Here's a very simple program that calls these two functions and prints out the results:

In [4]:
dna_sequence = "ACTGATCGTTACGTACGAGTCAT"
print(get_AT(dna_sequence))
print(complement(dna_sequence))

0.5652173913043478
TGACTAGCAATGCATGCTCAGTA


What if we want to attach a bit of metadata to the sequence – for example, the name of the gene, and the species to which it belongs? We can easily create a couple of new variables when we're dealing with just one sequence:

In [None]:
dna_sequence = "ACTGATCGTTACGTACGAGTCAT"
species = "Drosophila melanogaster"
gene_name = "ABC1"

print("Looking at the", species, gene_name, "gene")
print("AT content is", get_AT(dna_sequence))
print("complement is", complement(dna_sequence))

This obviously will not scale. To store a large collection of sequences along with their gene names and species names requires a different approach. We could create two dictionaries – one to store sequences and gene names, and one to store sequences and species names. But what if we want to store two sequences that are the same, but belong to different species? The dictionary approach won't work, since keys have to be unique. And it seems unlikely that we're going to want to look up the gene name for a given sequence anyway – if anything, it's likely to be the other way round.

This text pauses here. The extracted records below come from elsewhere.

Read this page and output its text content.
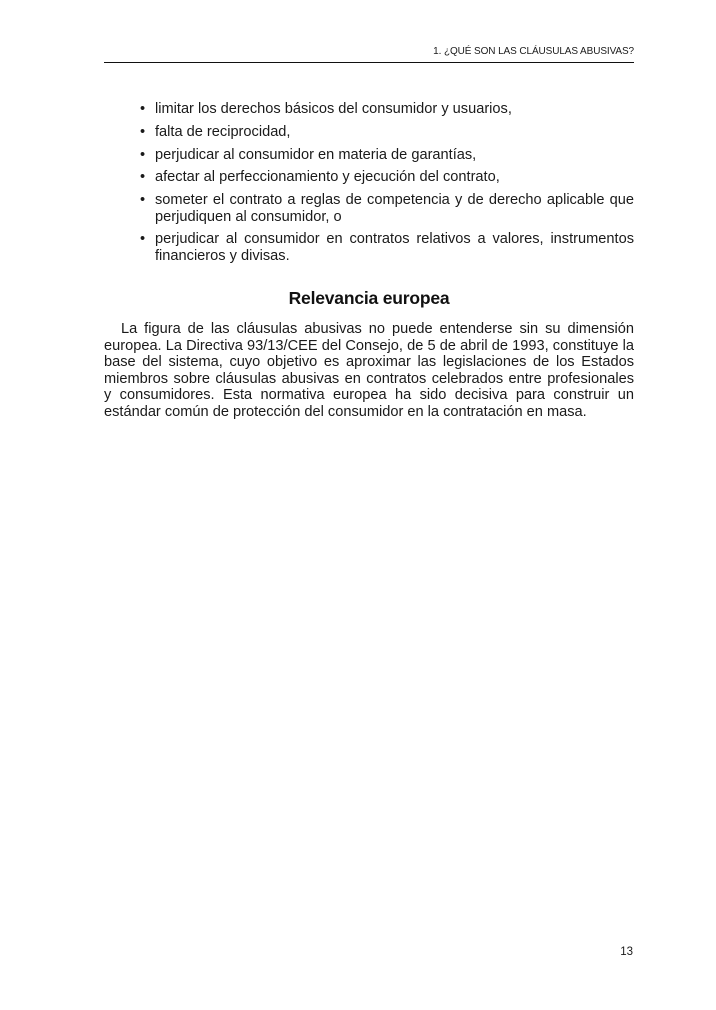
1. ¿QUÉ SON LAS CLÁUSULAS ABUSIVAS?
• limitar los derechos básicos del consumidor y usuarios,
• falta de reciprocidad,
• perjudicar al consumidor en materia de garantías,
• afectar al perfeccionamiento y ejecución del contrato,
• someter el contrato a reglas de competencia y de derecho aplicable que perjudiquen al consumidor, o
• perjudicar al consumidor en contratos relativos a valores, instrumentos financieros y divisas.
Relevancia europea

La figura de las cláusulas abusivas no puede entenderse sin su dimensión europea. La Directiva 93/13/CEE del Consejo, de 5 de abril de 1993, constituye la base del sistema, cuyo objetivo es aproximar las legislaciones de los Estados miembros sobre cláusulas abusivas en contratos celebrados entre profesionales y consumidores. Esta normativa europea ha sido decisiva para construir un estándar común de protección del consumidor en la contratación en masa.

13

*What we need in order to solve this problem elegantly is a way of wrapping up all three bits of information – the sequence, gene name, and species name – into one big ball of data which can be treated as a unit.* One way to do this is with a complex data structure – for example, a list of dictionaries, where each dictionary represents a single sequence record and has three items corresponding to the three bits of information we need to store.

A much better way is to create a *class* that represents a DNA sequence.  We can then create *instances* of this class, each of which represents a specific DNA sequence, and which can be passed around in our programs as discrete objects.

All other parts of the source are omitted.